Che forse è la volta buona che vado a Milano

14 October 2008

E così te ne sei andata. Lo tenevi in corpo, lo so, e drammi non ne ho fatti, perché lo sai che mi vergogno. I goccioloni mi sono scesi nelle vasche del dottor Kneipp ai giardini di Poseidon, incorniciate e addotte ad un mal di testa storico.  Nelle terme a Ischia ho chianto e vomitato, come ci abbiamo su la sera al tavolo dell’amicizia trebirre e dolcetti lampone e cioccolato, che domani te ne andavi e bisogna essere leggeri e dedicarsi buchi nelle librerie e red-bull dalle macchinette.
Questa volta il treno l’hai preso senza di me.
“Chi di voi l’ha vista partire dica pure che stracciona era, quanto vento aveva nei capelli, se rideva o se piangeva, la mattina che prese il treno e seduta accanto al finestrino, vide l’italia passare ai suoi piedi, giocando a carte col suo destino”.
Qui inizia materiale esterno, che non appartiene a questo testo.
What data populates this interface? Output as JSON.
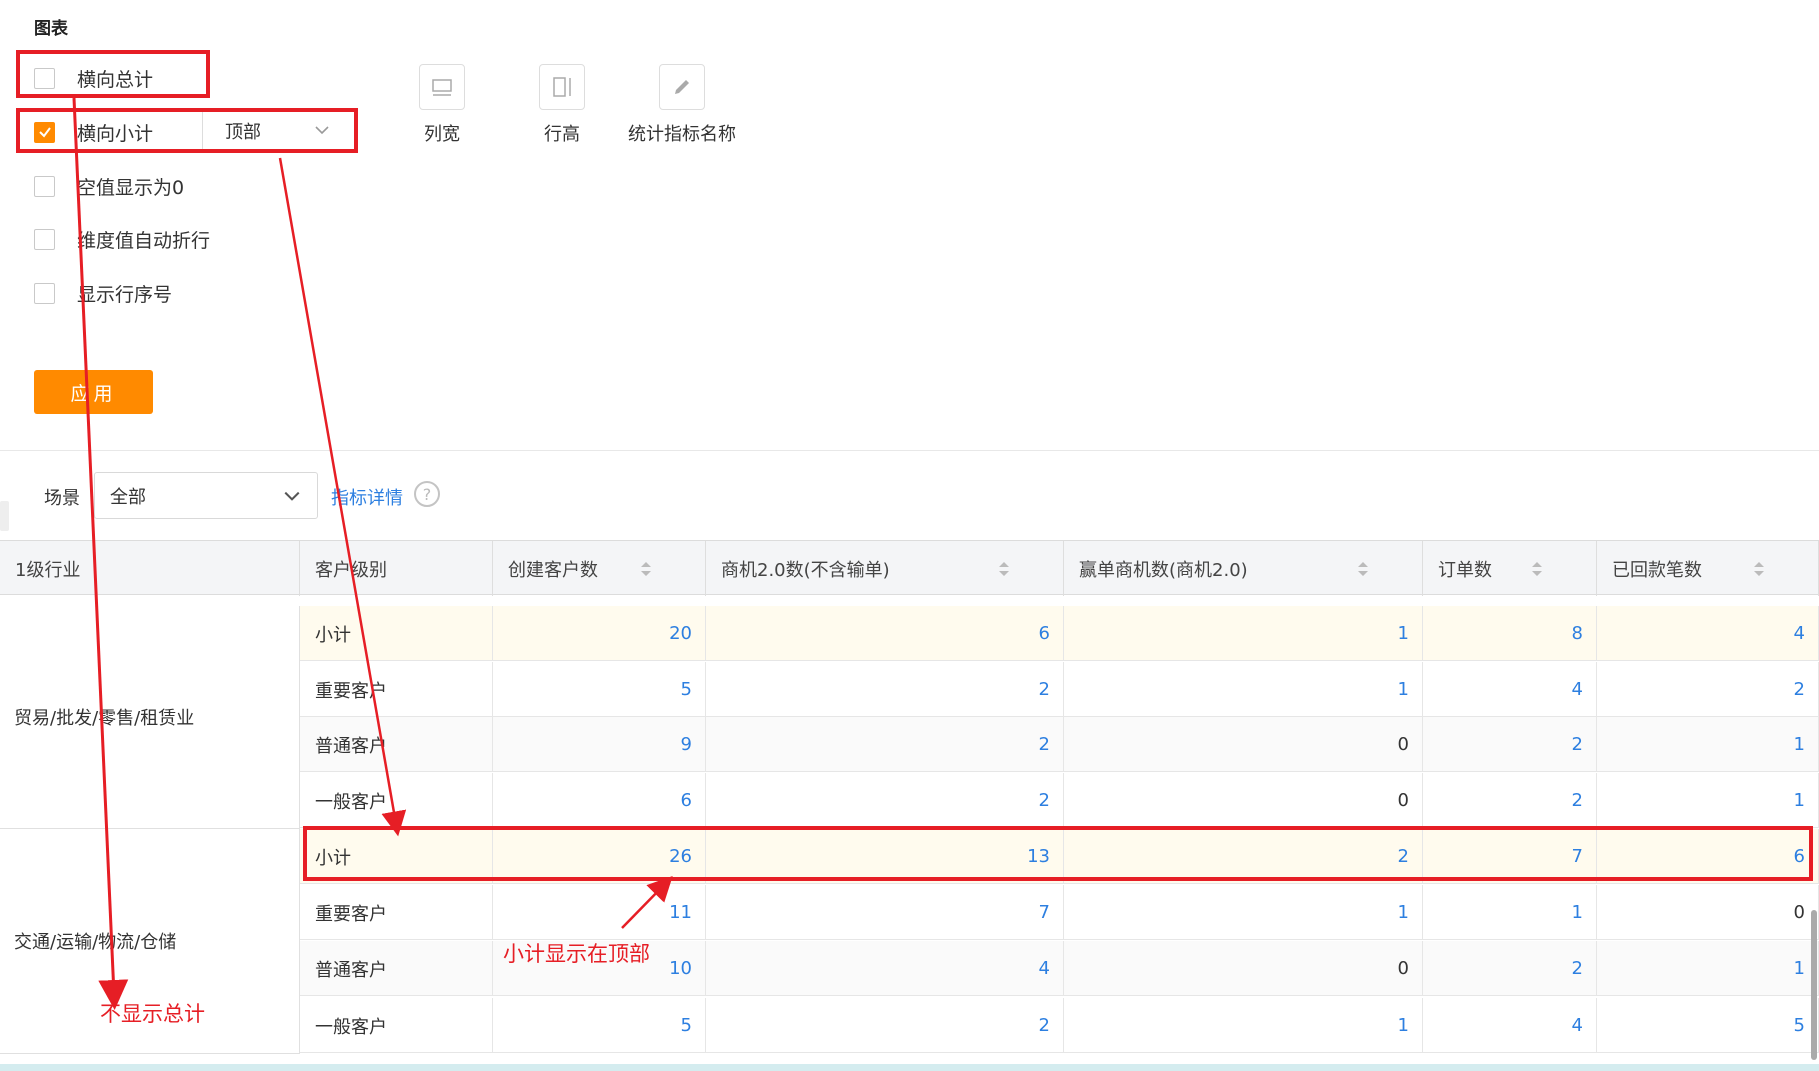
{
  "section_title": "图表",
  "options": [
    {
      "label": "横向总计",
      "checked": false
    },
    {
      "label": "横向小计",
      "checked": true
    },
    {
      "label": "空值显示为0",
      "checked": false
    },
    {
      "label": "维度值自动折行",
      "checked": false
    },
    {
      "label": "显示行序号",
      "checked": false
    }
  ],
  "subtotal_position": "顶部",
  "tools": [
    {
      "label": "列宽",
      "icon": "column-width-icon"
    },
    {
      "label": "行高",
      "icon": "row-height-icon"
    },
    {
      "label": "统计指标名称",
      "icon": "pencil-icon"
    }
  ],
  "apply_label": "应用",
  "scene_label": "场景",
  "scene_value": "全部",
  "detail_link": "指标详情",
  "help_icon": "?",
  "table": {
    "headers": [
      "1级行业",
      "客户级别",
      "创建客户数",
      "商机2.0数(不含输单)",
      "赢单商机数(商机2.0)",
      "订单数",
      "已回款笔数"
    ],
    "groups": [
      {
        "name": "贸易/批发/零售/租赁业"
      },
      {
        "name": "交通/运输/物流/仓储"
      }
    ],
    "rows": [
      {
        "label": "小计",
        "values": [
          "20",
          "6",
          "1",
          "8",
          "4"
        ]
      },
      {
        "label": "重要客户",
        "values": [
          "5",
          "2",
          "1",
          "4",
          "2"
        ]
      },
      {
        "label": "普通客户",
        "values": [
          "9",
          "2",
          "0",
          "2",
          "1"
        ]
      },
      {
        "label": "一般客户",
        "values": [
          "6",
          "2",
          "0",
          "2",
          "1"
        ]
      },
      {
        "label": "小计",
        "values": [
          "26",
          "13",
          "2",
          "7",
          "6"
        ]
      },
      {
        "label": "重要客户",
        "values": [
          "11",
          "7",
          "1",
          "1",
          "0"
        ]
      },
      {
        "label": "普通客户",
        "values": [
          "10",
          "4",
          "0",
          "2",
          "1"
        ]
      },
      {
        "label": "一般客户",
        "values": [
          "5",
          "2",
          "1",
          "4",
          "5"
        ]
      }
    ]
  },
  "annotations": {
    "no_total": "不显示总计",
    "subtotal_top": "小计显示在顶部"
  },
  "colors": {
    "accent": "#ff8a00",
    "link": "#2d7fe0",
    "annotation": "#e61e25"
  }
}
Io rimango qua nella precaria perfezione della mia regolare vitadi ufficio colorato, bel lavoro, pranzo a casa, caffè e risate, palestra, birrette della sera, gite felici della domenica e sabati sera che mi addormento contentissima come sotto a una coperta incantata vicino a lui. Sentendomi quasi in colpa per la mia felicità, e chiedendomi, come al solito, già sai, se sia giusto appacciarsi in questa nuvola di morbidezza.
Oggi tutto il giorno ti volevo mandare un messaggio. Poi non sapevo che scriverti. Poi me l’hai mandato prima tu. Poi volevo scrivere un post, poi l’hai scritto prima tu.
Ed eccoci qua. Tanto mica è per sempre.